Natural Indicator: Vanilla Extract
Will Kruse, Marko Perovich, David Sigler, Adam Colombus
***There was no need to prepare our natural substance (Vanilla extract)
1.Get test tubes with all 7 pH values
2. Add 20 drops of indicator to each pH value. You will notice that as the color gets darker it goes from an acid to a base.
3. Gather 4 clear and colorless household items and put about an inch of each substance into a test tube.
4. Add distilled water to the baking power so that the chemicals can dissociate and you could test for a pH value.
5. Put 20 drops of the indicator into each substance.

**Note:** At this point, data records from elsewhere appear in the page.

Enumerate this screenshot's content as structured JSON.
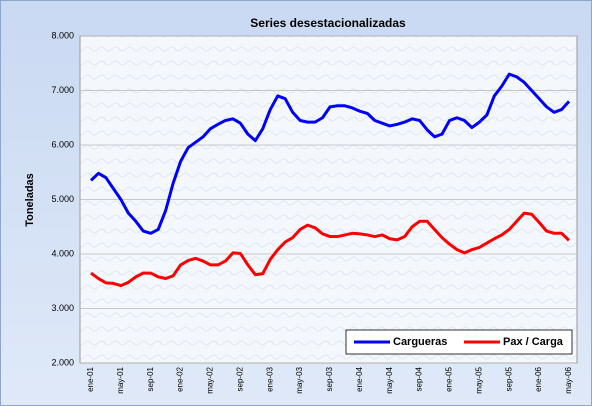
{
  "chart_data": {
    "type": "line",
    "title": "Series desestacionalizadas",
    "y_label": "Toneladas",
    "categories": [
      "ene-01",
      null,
      null,
      null,
      "may-01",
      null,
      null,
      null,
      "sep-01",
      null,
      null,
      null,
      "ene-02",
      null,
      null,
      null,
      "may-02",
      null,
      null,
      null,
      "sep-02",
      null,
      null,
      null,
      "ene-03",
      null,
      null,
      null,
      "may-03",
      null,
      null,
      null,
      "sep-03",
      null,
      null,
      null,
      "ene-04",
      null,
      null,
      null,
      "may-04",
      null,
      null,
      null,
      "sep-04",
      null,
      null,
      null,
      "ene-05",
      null,
      null,
      null,
      "may-05",
      null,
      null,
      null,
      "sep-05",
      null,
      null,
      null,
      "ene-06",
      null,
      null,
      null,
      "may-06"
    ],
    "series": [
      {
        "name": "Cargueras",
        "color": "#0000ff",
        "values": [
          5350,
          5480,
          5400,
          5200,
          5000,
          4750,
          4600,
          4420,
          4380,
          4450,
          4800,
          5300,
          5700,
          5950,
          6050,
          6150,
          6300,
          6380,
          6450,
          6480,
          6400,
          6200,
          6080,
          6300,
          6650,
          6900,
          6850,
          6600,
          6450,
          6420,
          6420,
          6500,
          6700,
          6720,
          6720,
          6680,
          6620,
          6580,
          6450,
          6400,
          6350,
          6380,
          6420,
          6480,
          6450,
          6280,
          6150,
          6200,
          6450,
          6500,
          6450,
          6320,
          6420,
          6550,
          6900,
          7080,
          7300,
          7250,
          7150,
          7000,
          6850,
          6700,
          6600,
          6650,
          6800
        ]
      },
      {
        "name": "Pax / Carga",
        "color": "#ff0000",
        "values": [
          3650,
          3550,
          3470,
          3460,
          3420,
          3480,
          3580,
          3650,
          3650,
          3580,
          3550,
          3600,
          3800,
          3880,
          3920,
          3870,
          3800,
          3800,
          3870,
          4020,
          4010,
          3800,
          3620,
          3640,
          3900,
          4080,
          4220,
          4300,
          4450,
          4530,
          4480,
          4370,
          4320,
          4320,
          4350,
          4380,
          4370,
          4350,
          4320,
          4350,
          4280,
          4260,
          4320,
          4500,
          4600,
          4600,
          4450,
          4300,
          4180,
          4080,
          4020,
          4080,
          4120,
          4200,
          4280,
          4350,
          4450,
          4600,
          4750,
          4730,
          4580,
          4420,
          4380,
          4380,
          4250
        ]
      }
    ],
    "ylim": [
      2000,
      8000
    ],
    "yticks": [
      {
        "value": 2000,
        "label": "2.000"
      },
      {
        "value": 3000,
        "label": "3.000"
      },
      {
        "value": 4000,
        "label": "4.000"
      },
      {
        "value": 5000,
        "label": "5.000"
      },
      {
        "value": 6000,
        "label": "6.000"
      },
      {
        "value": 7000,
        "label": "7.000"
      },
      {
        "value": 8000,
        "label": "8.000"
      }
    ],
    "grid": true,
    "legend": "lower right"
  }
}
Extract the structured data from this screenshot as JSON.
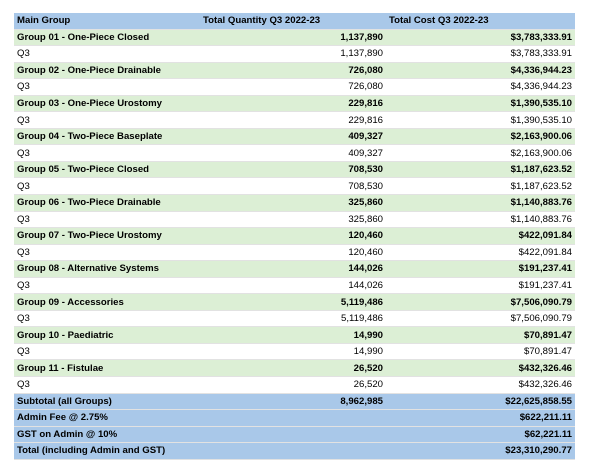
{
  "headers": {
    "main_group": "Main Group",
    "quantity": "Total Quantity Q3 2022-23",
    "cost": "Total Cost Q3 2022-23"
  },
  "groups": [
    {
      "name": "Group 01 - One-Piece Closed",
      "quantity": "1,137,890",
      "cost": "$3,783,333.91",
      "period": "Q3",
      "period_quantity": "1,137,890",
      "period_cost": "$3,783,333.91"
    },
    {
      "name": "Group 02 - One-Piece Drainable",
      "quantity": "726,080",
      "cost": "$4,336,944.23",
      "period": "Q3",
      "period_quantity": "726,080",
      "period_cost": "$4,336,944.23"
    },
    {
      "name": "Group 03 - One-Piece Urostomy",
      "quantity": "229,816",
      "cost": "$1,390,535.10",
      "period": "Q3",
      "period_quantity": "229,816",
      "period_cost": "$1,390,535.10"
    },
    {
      "name": "Group 04 - Two-Piece Baseplate",
      "quantity": "409,327",
      "cost": "$2,163,900.06",
      "period": "Q3",
      "period_quantity": "409,327",
      "period_cost": "$2,163,900.06"
    },
    {
      "name": "Group 05 - Two-Piece Closed",
      "quantity": "708,530",
      "cost": "$1,187,623.52",
      "period": "Q3",
      "period_quantity": "708,530",
      "period_cost": "$1,187,623.52"
    },
    {
      "name": "Group 06 - Two-Piece Drainable",
      "quantity": "325,860",
      "cost": "$1,140,883.76",
      "period": "Q3",
      "period_quantity": "325,860",
      "period_cost": "$1,140,883.76"
    },
    {
      "name": "Group 07 - Two-Piece Urostomy",
      "quantity": "120,460",
      "cost": "$422,091.84",
      "period": "Q3",
      "period_quantity": "120,460",
      "period_cost": "$422,091.84"
    },
    {
      "name": "Group 08 - Alternative Systems",
      "quantity": "144,026",
      "cost": "$191,237.41",
      "period": "Q3",
      "period_quantity": "144,026",
      "period_cost": "$191,237.41"
    },
    {
      "name": "Group 09 - Accessories",
      "quantity": "5,119,486",
      "cost": "$7,506,090.79",
      "period": "Q3",
      "period_quantity": "5,119,486",
      "period_cost": "$7,506,090.79"
    },
    {
      "name": "Group 10 - Paediatric",
      "quantity": "14,990",
      "cost": "$70,891.47",
      "period": "Q3",
      "period_quantity": "14,990",
      "period_cost": "$70,891.47"
    },
    {
      "name": "Group 11 - Fistulae",
      "quantity": "26,520",
      "cost": "$432,326.46",
      "period": "Q3",
      "period_quantity": "26,520",
      "period_cost": "$432,326.46"
    }
  ],
  "totals": [
    {
      "label": "Subtotal (all Groups)",
      "quantity": "8,962,985",
      "cost": "$22,625,858.55"
    },
    {
      "label": "Admin Fee @ 2.75%",
      "quantity": "",
      "cost": "$622,211.11"
    },
    {
      "label": "GST on Admin @ 10%",
      "quantity": "",
      "cost": "$62,221.11"
    },
    {
      "label": "Total (including Admin and GST)",
      "quantity": "",
      "cost": "$23,310,290.77"
    }
  ],
  "colors": {
    "header_fill": "#a9c8e9",
    "group_fill": "#dcefd5",
    "row_fill": "#ffffff"
  }
}
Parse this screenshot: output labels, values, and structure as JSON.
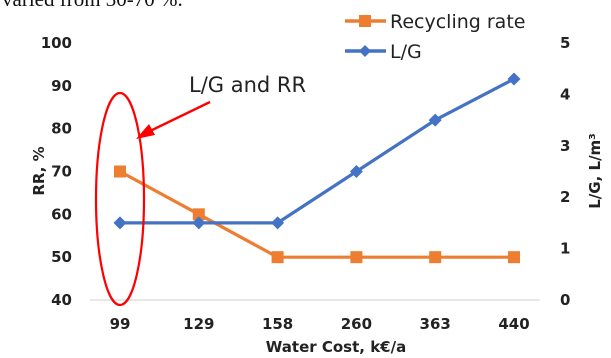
{
  "header_fragment": "varied from 30-70 %.",
  "annotation": {
    "label": "L/G and RR",
    "highlight_color": "#ff0000"
  },
  "chart_data": {
    "type": "line",
    "categories": [
      "99",
      "129",
      "158",
      "260",
      "363",
      "440"
    ],
    "xlabel": "Water Cost, k€/a",
    "ylabel_left": "RR, %",
    "ylabel_right": "L/G, L/m³",
    "ylim_left": [
      40,
      100
    ],
    "yticks_left": [
      40,
      50,
      60,
      70,
      80,
      90,
      100
    ],
    "ylim_right": [
      0,
      5
    ],
    "yticks_right": [
      0,
      1,
      2,
      3,
      4,
      5
    ],
    "grid": false,
    "legend_position": "top-right",
    "series": [
      {
        "name": "Recycling rate",
        "axis": "left",
        "marker": "square",
        "color": "#ed7d31",
        "values": [
          70,
          60,
          50,
          50,
          50,
          50
        ]
      },
      {
        "name": "L/G",
        "axis": "right",
        "marker": "diamond",
        "color": "#4472c4",
        "values": [
          1.5,
          1.5,
          1.5,
          2.5,
          3.5,
          4.3
        ]
      }
    ]
  }
}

6. Match up the colors to the pH standards you've already set up to the experimented household items tested.
pH- 1, 3, 5, 7, 9, 11, 13
Substances- Baking Powder, Shampoo, Hydrogen Peroxide, Vinegar
Substances with pH- Baking Powder (7), Shampoo (11), Hydrogen Peroxide (5), Vinegar (5)
Colors for acids-
1- Light Orange
5- Dark Orange
Colors for bases-
9- Dark Red Orange
Indicator better at detecting acids or bases?
-The indicator was better at detecting bases because the colors between each pH level were more easier to differentiate between within the bases than in the acids.
Problems with natural indicator and judging hp
-The colors of the acids were very similar, making it difficult to judge the pH.
What would we do differently?
-Next time, we would use a different aqueous solution as a household substance instead of baking powder. Although we dissolved it in water before testing the pH, another household item would have been easier to use and find a more accurate pH.